A potential new method of normalizing blood sugar levels in diabetes has been discovered by U.S. researchers….

The Children’s Hospital Boston team identified a cellular pathway that fails because of obesity. Artificial activation of this pathway normalized glucose levels in severely obese and diabetic mice, according to the published report. 

Previously, the researchers found that the brain, liver and fat cells of obese mice have increased stress in the endoplasmic reticulum (ER), which produces proteins. Obesity overwhelms the ER and causes it to malfunction. This so-called “ER stress” triggers a series of events that suppresses the body’s response to insulin, making ER stress an important link between obesity and Type 2 diabetes.

In this new study, the researchers found that a transcription factor that normally helps relieve ER stress — called X-box binding protein 1 (XBP-1) — can’t function in obese mice. They also found that obesity affects a protein fragment called p85 that plays a key role in the ability of XBP-1 to relieve ER stress.

The study’s senior author, Dr. C. Ronald Kahn, head of the integrative physiology and metabolism section at Joslin Diabetes Center, said in a news release from the center, “The p85 molecule is like Dr. Jekyll and Mr. Hyde…. One end of the molecule binds to p110, forming a key pathway that is needed for the metabolic effect of insulin on glucose metabolism. The other end of p85 is doing mischief” by interacting with a protein that causes a stress response that’s a major factor in insulin resistance.
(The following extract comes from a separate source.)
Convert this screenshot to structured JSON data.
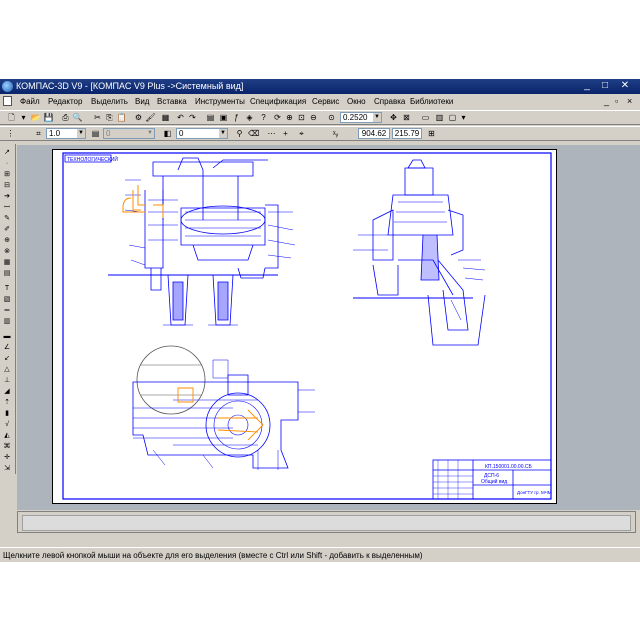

According to Dr. Umut Ozcan and colleagues, insulin signaling that would normally increase the levels of free p85 is impaired in obesity. This leads to an increase in ER stress and more insulin resistance, which eventually causes Type 2 diabetes. However, increasing levels of free p85 may prevent this from occurring, the researchers said.

“Up until now, nobody had ever found a link between the ER stress response and insulin action,” he adds. “Nobody ever envisioned that it was really a molecule in the insulin action pathway that was so critical to creating its own resistance!”

Understanding this interaction may provide novel targets for developing drugs that minimize insulin resistance, or that address the negative role that ER stress plays in many other diseases.

Among his lab’s next steps, Dr. Kahn says, “We’ll reduce the amount of p85 in cells, aiming to improve insulin sensitivity and protect against diabetes. P85 also is present in insulin-producing pancreatic beta cells, and we also will see if changing the level of p85 in beta cells will make them more resilient when stressed with high insulin demands like those from early Type 2 diabetes.”